The late Tommy Donbavand pens the third story, What Lurks Down Under, a title which I didn’t realise until writing this review actually has two meanings. When the Doctor finds himself on a convict-ship travelling to Australia or Down Under and finds the crew and prisoners have fallen victim to something from down under the surface of the ocean.
And like the previous two stories, Donbavand gives the story another human angle, this time exploring people’s fear about change. While on-board, the Doctor meets the little-known historical figure, Mary Wade, who is, alongside the ship’s doctor, the only other person who hasn’t been affected by whatever illness is taking people over.

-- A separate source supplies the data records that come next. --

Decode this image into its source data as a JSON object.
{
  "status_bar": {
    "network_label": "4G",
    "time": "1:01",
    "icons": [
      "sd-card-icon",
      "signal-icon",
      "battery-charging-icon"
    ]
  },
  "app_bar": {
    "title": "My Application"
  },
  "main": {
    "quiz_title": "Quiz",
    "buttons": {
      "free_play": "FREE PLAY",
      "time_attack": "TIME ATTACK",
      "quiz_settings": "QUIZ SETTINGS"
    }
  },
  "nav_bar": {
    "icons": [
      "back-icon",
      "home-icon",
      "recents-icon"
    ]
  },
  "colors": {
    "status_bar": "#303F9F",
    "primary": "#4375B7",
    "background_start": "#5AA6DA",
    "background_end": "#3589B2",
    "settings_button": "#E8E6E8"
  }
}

Its thanks to Mary that the human element comes into the story as she clearly fears what life will be like in a country she doesn’t know but she isn’t letting it stop her from anticipating the good times ahead. As she says, some of them will become mothers, wives, teachers, nurses, doctors and life will be better for most of them. It’s a good angle for Donbavand to put the story in as he could have just as easily had a lot of doom and gloom instead.
It all comes to an end with The Dancing Plague from Kate Thorman. This was a real-life event which nobody knows where it came from, people in Strasbourg in 1518 suddenly started dancing and couldn’t stop. Perhaps the weakest of the set of stories, Thorman does throw some twists and turns into proceedings to keep things interesting. At times though, it does feel like a run-around, the ending is particularly original, especially for a Doctor Who story whereby now, most things have been done.
As a finished result, Time Apart is a strong Fifth Doctor anthology, perhaps not as strong as others but there is nothing here that will offend the ears. Its clear how much fun Peter Davison and the rest of the cast are having with this scripts. My favourite was definitely Ghost Station but I think we’ve been so spoiled with Fifth Doctor stories in recent years, I was missing Nyssa and Tegan. But Time Apart does stand apart from the rest of the Fifth Doctor output putting the spotlight solely on the Doctor this time around and it’s all the stronger for it.